Kevin White, who earned his MBA in May from the Carey Business School, has been named one of two $1 million prize winners at the first WeWork Creator Awards Global Finals in New York to help further develop his idea for USee, an affordable, easy-to-use diagnostic tool and lens kit that can provide eyeglasses in parts of the world where corrective lenses are difficult to get.
A former Marine, White became interested in vision while running humanitarian assistance projects for the military. After retiring from the Marines, he set out to develop a business solution that would address the unmet need for corrective eyewear.

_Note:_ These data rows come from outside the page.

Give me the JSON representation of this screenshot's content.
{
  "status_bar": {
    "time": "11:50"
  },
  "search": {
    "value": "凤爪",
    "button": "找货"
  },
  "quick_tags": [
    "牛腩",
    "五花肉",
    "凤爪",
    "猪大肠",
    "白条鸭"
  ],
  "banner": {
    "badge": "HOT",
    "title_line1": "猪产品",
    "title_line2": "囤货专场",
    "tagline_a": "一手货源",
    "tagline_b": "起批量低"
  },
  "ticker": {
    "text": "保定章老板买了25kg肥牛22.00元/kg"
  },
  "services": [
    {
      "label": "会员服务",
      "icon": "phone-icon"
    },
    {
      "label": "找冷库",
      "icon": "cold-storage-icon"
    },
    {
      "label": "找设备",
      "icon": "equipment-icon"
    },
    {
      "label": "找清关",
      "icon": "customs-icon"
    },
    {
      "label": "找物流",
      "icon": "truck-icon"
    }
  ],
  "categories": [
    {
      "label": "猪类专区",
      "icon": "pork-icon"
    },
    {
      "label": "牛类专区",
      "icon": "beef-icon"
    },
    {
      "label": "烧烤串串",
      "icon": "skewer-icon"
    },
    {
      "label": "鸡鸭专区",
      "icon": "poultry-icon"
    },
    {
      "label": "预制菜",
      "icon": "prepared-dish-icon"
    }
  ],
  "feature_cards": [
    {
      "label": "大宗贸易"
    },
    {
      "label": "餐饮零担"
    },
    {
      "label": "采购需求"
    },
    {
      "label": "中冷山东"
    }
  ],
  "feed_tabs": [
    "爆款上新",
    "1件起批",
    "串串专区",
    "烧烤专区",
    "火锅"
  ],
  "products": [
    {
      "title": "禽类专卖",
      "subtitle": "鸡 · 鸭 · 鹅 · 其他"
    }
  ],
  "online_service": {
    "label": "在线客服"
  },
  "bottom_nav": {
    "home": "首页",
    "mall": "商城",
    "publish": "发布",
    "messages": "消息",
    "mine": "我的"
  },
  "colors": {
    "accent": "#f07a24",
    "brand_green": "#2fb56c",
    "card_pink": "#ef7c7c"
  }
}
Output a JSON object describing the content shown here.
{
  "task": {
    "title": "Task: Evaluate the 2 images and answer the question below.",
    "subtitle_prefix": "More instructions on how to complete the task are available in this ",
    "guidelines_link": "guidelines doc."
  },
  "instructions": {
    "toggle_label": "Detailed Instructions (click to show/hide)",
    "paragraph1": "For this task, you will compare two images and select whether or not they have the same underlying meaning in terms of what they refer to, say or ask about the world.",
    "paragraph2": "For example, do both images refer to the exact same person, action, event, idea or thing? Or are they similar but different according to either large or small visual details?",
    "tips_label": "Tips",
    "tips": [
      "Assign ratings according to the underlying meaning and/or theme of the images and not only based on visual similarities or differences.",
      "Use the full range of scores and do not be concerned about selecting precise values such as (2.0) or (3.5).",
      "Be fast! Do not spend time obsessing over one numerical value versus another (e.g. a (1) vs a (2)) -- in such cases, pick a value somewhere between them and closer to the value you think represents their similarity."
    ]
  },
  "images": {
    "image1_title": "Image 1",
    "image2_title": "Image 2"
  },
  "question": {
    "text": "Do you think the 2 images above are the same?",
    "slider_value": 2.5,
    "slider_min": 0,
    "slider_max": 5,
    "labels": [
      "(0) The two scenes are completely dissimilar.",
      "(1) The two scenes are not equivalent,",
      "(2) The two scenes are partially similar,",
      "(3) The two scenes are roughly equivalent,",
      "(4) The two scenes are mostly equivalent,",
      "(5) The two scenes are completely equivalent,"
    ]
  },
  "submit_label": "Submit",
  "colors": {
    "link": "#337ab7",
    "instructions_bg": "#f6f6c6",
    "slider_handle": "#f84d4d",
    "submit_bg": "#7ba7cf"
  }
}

"I realized there was a lot I didn't know about running a business, so I thought maybe I should go to business school," White says. "In my search, I found Johns Hopkins and connected with Carey's message of 'business with humanity in mind.'"
White explains that he was also drawn to Carey by the idea of studying with Kevin Frick, Carey's vice dean for education. Frick has conducted numerous studies on the economic impact of eye care worldwide, an issue that White is trying to address with his invention. White says that he told Frick at orientation, "You probably don't hear this very often, but you are one of the reasons I came to this school."
White also cites his classroom experience as critical to helping him develop his business: "Every professor I've had has let me use my own company for projects. I've been able to develop my business plans with input from professors and fellow students while earning my degree."
Being at Carey, he adds, helped him gain access to other areas of Johns Hopkins, including its renowned schools of public health and medicine. White has already completed clinical trials at the Dana Center for Preventive Ophthalmology at the Johns Hopkins Wilmer Eye Institute, and he is working on an economic impact study.
The World Health Organization estimates that 253 million people worldwide have an unmet vision impairment and that more than half of these cases are linked to a lack of corrective eyewear. Other estimates suggest the number of people with vision problems could be as high as 2.5 billion, although many of them use eyewear to see better.